Éditorial
Septembre 2001


J’ai connu Youcef il y a bientôt quinze ans. C’était à Montpellier. Nous nous étions croisés à la gare, il repartait vers Marseille, puis Alger, moi je restais là quelques jours. Nous nous étions simplement échangé nos adresses.
Quelques mois plus tard, nous entamions une correspondance qui dura dix ans, partageant, moi, mes doutes de jeune étudiant puis de jeune salarié, lui ses incertitudes de travailleur, puis de journaliste, en Algérie, chacun restant à l’écoute, trouvant dans les mots de l’autre une force que seule l’amitié peut apporter. Puis ce fut un long silence.

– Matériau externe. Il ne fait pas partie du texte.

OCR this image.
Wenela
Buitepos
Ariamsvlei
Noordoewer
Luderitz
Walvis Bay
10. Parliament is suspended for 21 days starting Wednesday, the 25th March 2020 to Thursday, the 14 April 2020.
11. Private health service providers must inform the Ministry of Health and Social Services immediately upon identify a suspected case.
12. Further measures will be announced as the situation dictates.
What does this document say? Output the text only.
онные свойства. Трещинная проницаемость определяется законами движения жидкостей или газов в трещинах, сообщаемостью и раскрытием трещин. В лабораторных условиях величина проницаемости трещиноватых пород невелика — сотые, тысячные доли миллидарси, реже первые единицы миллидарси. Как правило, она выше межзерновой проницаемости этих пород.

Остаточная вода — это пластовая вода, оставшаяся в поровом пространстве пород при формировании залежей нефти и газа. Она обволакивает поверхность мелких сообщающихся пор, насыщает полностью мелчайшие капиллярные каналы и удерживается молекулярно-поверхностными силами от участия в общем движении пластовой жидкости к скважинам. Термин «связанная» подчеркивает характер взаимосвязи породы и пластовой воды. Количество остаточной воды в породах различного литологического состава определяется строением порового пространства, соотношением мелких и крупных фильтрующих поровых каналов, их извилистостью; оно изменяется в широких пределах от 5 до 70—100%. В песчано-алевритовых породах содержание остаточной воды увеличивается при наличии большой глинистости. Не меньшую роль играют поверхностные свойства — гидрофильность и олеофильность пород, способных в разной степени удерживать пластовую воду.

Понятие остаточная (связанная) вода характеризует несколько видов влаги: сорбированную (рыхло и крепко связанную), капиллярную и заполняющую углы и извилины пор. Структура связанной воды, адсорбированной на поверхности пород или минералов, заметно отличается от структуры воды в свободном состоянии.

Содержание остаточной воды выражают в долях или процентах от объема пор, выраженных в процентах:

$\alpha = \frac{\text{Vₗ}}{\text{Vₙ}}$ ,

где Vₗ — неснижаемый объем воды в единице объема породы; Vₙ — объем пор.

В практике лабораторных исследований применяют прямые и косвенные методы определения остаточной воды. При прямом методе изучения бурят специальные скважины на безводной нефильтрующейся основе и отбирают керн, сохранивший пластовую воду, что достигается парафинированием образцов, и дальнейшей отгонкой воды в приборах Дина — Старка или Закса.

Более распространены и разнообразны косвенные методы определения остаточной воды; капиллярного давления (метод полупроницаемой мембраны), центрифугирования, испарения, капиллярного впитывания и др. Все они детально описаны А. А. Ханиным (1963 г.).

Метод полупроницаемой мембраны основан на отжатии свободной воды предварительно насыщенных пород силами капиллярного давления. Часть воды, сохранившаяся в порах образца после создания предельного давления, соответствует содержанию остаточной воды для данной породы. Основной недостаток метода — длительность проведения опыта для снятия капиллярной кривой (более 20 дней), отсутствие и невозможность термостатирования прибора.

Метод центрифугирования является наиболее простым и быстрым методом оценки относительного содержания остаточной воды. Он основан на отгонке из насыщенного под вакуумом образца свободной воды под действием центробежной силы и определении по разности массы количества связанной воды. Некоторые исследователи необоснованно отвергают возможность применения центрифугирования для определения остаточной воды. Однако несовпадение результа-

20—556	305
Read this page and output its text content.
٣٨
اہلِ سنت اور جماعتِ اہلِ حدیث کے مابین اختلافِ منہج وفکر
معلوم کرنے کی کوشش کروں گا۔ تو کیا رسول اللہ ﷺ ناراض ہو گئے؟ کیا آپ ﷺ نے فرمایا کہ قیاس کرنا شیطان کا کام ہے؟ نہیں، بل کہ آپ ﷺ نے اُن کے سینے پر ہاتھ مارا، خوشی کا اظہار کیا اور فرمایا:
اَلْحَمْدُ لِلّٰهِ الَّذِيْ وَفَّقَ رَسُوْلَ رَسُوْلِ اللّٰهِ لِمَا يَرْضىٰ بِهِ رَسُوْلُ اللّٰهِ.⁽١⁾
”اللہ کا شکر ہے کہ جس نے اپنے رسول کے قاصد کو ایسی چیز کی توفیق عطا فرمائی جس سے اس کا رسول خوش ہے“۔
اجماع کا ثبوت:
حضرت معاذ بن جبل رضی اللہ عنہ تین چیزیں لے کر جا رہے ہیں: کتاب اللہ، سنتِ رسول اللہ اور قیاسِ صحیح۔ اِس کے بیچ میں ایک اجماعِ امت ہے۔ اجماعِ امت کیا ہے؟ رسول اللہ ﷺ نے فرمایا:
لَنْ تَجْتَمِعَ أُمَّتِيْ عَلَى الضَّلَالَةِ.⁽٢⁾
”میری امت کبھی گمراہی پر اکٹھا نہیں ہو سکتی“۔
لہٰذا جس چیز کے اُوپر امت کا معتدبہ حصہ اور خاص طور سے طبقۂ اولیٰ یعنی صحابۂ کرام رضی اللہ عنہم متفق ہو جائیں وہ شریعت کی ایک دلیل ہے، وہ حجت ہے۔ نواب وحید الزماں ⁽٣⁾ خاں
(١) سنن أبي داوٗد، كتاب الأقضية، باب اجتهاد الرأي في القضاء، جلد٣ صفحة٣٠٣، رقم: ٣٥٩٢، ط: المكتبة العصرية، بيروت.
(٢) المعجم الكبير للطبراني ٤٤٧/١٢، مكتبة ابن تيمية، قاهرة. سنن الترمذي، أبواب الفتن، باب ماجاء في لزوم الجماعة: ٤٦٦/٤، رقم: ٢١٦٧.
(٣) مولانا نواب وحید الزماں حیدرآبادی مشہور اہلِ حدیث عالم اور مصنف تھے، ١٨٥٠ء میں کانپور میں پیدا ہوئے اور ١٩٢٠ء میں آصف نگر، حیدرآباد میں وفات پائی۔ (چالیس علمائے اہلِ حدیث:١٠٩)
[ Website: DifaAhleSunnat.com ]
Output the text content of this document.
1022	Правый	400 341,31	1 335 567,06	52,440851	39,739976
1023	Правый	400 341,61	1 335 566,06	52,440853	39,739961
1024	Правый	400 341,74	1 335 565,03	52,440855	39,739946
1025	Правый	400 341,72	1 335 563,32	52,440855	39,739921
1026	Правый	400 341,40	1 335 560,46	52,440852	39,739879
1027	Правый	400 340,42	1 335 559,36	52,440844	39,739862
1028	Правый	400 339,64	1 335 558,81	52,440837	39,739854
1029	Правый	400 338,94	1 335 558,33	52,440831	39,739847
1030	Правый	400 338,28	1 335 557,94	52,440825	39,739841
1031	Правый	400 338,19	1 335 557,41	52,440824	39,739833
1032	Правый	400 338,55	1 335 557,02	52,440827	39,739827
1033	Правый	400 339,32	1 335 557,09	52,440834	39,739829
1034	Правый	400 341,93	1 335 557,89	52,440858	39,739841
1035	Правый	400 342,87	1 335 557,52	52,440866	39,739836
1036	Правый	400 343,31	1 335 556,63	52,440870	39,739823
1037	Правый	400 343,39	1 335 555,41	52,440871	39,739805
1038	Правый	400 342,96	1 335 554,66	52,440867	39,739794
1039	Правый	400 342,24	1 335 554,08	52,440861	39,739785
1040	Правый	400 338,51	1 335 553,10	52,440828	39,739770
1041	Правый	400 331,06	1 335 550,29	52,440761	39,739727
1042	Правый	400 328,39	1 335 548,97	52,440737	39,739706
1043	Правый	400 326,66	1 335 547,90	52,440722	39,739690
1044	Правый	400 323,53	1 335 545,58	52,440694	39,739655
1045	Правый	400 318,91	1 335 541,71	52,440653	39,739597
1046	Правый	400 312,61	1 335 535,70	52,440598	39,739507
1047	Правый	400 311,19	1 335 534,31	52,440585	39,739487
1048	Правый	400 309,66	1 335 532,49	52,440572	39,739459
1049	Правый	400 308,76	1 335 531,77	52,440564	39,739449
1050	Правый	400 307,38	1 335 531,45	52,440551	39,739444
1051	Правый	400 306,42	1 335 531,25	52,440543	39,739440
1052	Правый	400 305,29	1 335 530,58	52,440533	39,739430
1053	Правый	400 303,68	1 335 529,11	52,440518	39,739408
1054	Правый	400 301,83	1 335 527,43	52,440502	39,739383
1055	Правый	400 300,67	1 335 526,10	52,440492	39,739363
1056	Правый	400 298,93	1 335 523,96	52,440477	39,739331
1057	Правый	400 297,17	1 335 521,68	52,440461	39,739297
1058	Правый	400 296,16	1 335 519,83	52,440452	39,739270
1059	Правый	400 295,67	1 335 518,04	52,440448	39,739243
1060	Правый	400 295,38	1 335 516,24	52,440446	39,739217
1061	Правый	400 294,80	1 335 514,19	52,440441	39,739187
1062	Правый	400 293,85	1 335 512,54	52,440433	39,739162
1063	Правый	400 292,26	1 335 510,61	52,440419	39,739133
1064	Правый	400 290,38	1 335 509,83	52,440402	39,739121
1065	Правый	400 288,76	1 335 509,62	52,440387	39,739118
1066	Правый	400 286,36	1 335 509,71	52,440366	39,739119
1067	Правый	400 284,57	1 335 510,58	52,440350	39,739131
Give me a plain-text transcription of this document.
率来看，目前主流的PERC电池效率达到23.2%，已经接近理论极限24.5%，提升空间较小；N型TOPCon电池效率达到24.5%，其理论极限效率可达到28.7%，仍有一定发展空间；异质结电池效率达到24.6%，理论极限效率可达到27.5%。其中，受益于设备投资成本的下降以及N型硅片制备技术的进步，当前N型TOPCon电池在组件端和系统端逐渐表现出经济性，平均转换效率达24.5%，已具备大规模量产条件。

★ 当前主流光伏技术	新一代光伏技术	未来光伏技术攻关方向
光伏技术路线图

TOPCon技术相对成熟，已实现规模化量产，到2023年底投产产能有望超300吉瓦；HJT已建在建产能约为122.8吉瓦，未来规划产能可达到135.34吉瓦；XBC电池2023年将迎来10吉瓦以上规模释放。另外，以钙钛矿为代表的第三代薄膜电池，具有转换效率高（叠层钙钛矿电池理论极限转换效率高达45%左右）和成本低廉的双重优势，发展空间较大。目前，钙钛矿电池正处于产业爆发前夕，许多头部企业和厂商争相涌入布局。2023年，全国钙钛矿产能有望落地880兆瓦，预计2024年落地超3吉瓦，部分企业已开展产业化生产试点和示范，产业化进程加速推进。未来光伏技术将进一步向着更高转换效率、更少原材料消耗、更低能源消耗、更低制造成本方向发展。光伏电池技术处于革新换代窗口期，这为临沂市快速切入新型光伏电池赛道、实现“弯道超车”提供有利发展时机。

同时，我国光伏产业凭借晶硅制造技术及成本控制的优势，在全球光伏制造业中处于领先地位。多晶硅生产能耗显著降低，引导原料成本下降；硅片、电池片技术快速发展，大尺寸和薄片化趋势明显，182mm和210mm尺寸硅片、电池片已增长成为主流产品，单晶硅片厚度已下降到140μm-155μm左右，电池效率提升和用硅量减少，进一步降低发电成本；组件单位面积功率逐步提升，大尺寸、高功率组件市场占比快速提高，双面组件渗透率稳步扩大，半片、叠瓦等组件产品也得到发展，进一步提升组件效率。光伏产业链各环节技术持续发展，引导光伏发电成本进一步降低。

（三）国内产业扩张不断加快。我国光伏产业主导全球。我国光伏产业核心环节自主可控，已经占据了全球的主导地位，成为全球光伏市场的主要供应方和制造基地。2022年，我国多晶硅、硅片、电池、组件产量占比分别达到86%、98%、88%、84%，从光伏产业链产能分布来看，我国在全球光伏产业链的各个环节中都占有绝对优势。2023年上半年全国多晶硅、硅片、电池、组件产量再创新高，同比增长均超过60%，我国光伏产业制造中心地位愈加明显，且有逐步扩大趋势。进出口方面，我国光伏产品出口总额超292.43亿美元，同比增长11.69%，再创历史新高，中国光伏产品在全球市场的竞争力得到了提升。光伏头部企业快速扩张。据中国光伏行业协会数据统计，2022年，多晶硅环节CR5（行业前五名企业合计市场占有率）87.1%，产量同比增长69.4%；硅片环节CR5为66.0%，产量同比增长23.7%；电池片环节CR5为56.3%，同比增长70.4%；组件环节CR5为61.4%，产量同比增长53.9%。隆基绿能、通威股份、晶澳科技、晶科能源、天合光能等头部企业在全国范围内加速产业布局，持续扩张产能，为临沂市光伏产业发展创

L’Algérie s’enfonçait peu à peu, je n’osais plus écrire de peur de faire prendre des risques à mon ami, sans vraiment connaître la situation outre-Méditerranée. Il y a quelques mois, j’écrivis via internet, à quelques rédactions algériennes, en leur disant que je souhaitais reprendre contact avec un ami de longue date. Youcef me répondit quelques semaines plus tard et nous nous remîmes à correspondre, par d’autres moyens cette fois-ci. Ces cinq années de silence ne sont cependant toujours pas comblées…
L’Algérie est un pays qui nous est proche, géographiquement, mais aussi par l’histoire. Pays méditerranéen, ayant fait partie de l’Empire romain, envahi à son tour par les tribus germaniques, l’Europe lui est lié par la civilisation hispano-arabe, puis pour le meilleur, sans doute pour le pire, il est entré dans l’histoire de France au siècle dernier, avant d’en sortir dans la violence il y a quarante ans. Le sort de l’Algérie ne peut donc nous laisser indifférent.Il ne le peut encore moins en regardant de près l’actualité des dernières semaines. Alors que tout tente à accréditer la thèse selon laquelle les États-Unis payent aujourd’hui le prix d’alliances dictées par le seul cynisme économique, au sein d’un système maintenant la majorité de l’humanité dans la misère matérielle et morale, n’est-il pas enfin le moment de s’interroger si notre propre pays, la France, ne participe pas lui aussi à l’entretien de ces guettos culturels et politiques que l’on nomme sectes, terrorisme…
L’article de Youcef ne manquera pas, je l’espère, d’apporter matière à votre réflexion.